A Blockchain Approach to Identifying Compromised Nodes in Collaborative Intrusion Detection Systems

• Published in: 2020 IEEE Intl Conf on Dependable, Autonomic and Secure Computing, Intl Conf on Pervasive Intelligence and Computing, Intl Conf on Cloud and Big Data Computing, Intl Conf on Cyber Science and Technology Congress (DASC/PiCom/CBDCom/CyberSciTech) pp. 87 - 93
• Main Authors: Yenugunti, Chandralekha, Yau, Stephen S.

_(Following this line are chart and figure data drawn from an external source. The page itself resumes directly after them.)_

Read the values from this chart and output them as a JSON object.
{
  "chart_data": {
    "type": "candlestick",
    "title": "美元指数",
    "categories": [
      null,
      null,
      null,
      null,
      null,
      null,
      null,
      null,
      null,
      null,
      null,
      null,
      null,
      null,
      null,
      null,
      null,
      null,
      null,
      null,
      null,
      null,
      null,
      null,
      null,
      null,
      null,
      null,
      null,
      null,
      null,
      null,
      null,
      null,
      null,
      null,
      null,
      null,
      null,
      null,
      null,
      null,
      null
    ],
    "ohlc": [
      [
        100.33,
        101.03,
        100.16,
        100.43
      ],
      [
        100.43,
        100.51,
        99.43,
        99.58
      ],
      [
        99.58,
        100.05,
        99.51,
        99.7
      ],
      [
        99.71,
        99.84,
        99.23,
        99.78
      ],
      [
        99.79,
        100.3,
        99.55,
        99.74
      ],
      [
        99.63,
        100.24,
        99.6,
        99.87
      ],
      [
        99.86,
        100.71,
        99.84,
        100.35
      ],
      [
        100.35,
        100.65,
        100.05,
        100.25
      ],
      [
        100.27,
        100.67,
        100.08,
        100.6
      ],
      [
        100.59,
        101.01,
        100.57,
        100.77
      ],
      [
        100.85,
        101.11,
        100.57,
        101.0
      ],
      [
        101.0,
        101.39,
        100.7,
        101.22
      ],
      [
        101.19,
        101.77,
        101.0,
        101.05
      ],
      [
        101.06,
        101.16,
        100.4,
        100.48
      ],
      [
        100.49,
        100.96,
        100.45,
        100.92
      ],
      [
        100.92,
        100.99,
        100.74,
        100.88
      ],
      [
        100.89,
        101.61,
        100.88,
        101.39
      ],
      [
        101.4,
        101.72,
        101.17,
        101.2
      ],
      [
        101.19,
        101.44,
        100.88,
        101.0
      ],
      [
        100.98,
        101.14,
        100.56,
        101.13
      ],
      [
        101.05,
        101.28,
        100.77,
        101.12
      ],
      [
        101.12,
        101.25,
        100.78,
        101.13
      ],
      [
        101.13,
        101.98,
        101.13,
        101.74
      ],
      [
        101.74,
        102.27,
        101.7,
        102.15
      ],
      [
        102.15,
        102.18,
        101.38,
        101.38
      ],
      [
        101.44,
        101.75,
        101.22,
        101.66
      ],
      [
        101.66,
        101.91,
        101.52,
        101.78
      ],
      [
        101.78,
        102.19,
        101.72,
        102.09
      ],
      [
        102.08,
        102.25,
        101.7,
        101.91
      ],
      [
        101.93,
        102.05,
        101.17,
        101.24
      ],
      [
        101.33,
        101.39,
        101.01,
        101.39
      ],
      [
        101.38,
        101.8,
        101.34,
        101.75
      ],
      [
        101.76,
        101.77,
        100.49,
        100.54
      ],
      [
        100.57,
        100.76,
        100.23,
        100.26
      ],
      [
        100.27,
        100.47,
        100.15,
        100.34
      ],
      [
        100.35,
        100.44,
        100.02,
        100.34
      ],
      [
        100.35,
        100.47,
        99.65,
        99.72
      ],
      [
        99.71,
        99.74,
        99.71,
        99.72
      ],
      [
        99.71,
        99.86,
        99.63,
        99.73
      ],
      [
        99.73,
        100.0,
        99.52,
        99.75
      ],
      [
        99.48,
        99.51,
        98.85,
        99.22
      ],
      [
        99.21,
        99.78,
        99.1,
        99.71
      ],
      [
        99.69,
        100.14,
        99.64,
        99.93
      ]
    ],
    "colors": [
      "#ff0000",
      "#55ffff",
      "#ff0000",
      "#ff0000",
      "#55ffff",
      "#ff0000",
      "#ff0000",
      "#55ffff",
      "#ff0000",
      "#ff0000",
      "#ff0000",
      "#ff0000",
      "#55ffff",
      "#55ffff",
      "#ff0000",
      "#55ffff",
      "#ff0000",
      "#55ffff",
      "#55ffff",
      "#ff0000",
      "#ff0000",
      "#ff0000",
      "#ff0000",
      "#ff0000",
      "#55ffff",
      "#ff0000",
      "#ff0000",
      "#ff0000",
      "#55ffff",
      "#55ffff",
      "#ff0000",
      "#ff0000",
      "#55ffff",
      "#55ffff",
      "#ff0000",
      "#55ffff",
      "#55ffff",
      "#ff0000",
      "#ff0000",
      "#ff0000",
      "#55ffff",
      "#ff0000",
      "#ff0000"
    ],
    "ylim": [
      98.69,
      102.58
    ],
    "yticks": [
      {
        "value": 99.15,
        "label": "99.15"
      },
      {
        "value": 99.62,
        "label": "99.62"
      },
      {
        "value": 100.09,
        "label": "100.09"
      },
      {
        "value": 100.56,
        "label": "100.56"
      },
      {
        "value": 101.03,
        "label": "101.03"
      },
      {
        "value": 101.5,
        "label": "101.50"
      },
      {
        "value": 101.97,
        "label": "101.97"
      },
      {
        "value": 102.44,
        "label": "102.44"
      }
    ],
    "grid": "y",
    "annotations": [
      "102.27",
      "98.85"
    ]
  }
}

• Format: Conference Proceeding
• Language: English
• Published: IEEE 01.08.2020
• Subjects: collaborative intrusion detection systems; insider attacks; private blockchain; trust score
• DOI: 10.1109/DASC-PICom-CBDCom-CyberSciTech49142.2020.00029

Large organizations have multiple networks that are subject to attacks which can be detected by Intrusion Detection Systems. Collaborative Intrusion Detection Systems (CIDS) are used for efficient detection of distributed attacks in large networks by having a global view of the attacks in the networks. However, CIDS are vulnerable to various attacks, which compromise some of the nodes of CIDS. The major challenge caused by these attacks on CIDS is due to insider attacks. These insider attacks decrease the mutual trust among the nodes in CIDS, which is required for sharing critical and sensitive alert data. The compromised nodes will further decrease the accuracy of CIDS by generating false positives and false negatives of the traffic classifications. In this paper, an approach based on trust score system is presented to identify and suspend the compromised nodes in CIDS to improve the trust among the nodes for collaboration. This approach is implemented on a private blockchain because private blockchain provides the features to satisfy the accountability, integrity and privacy requirements of CIDS.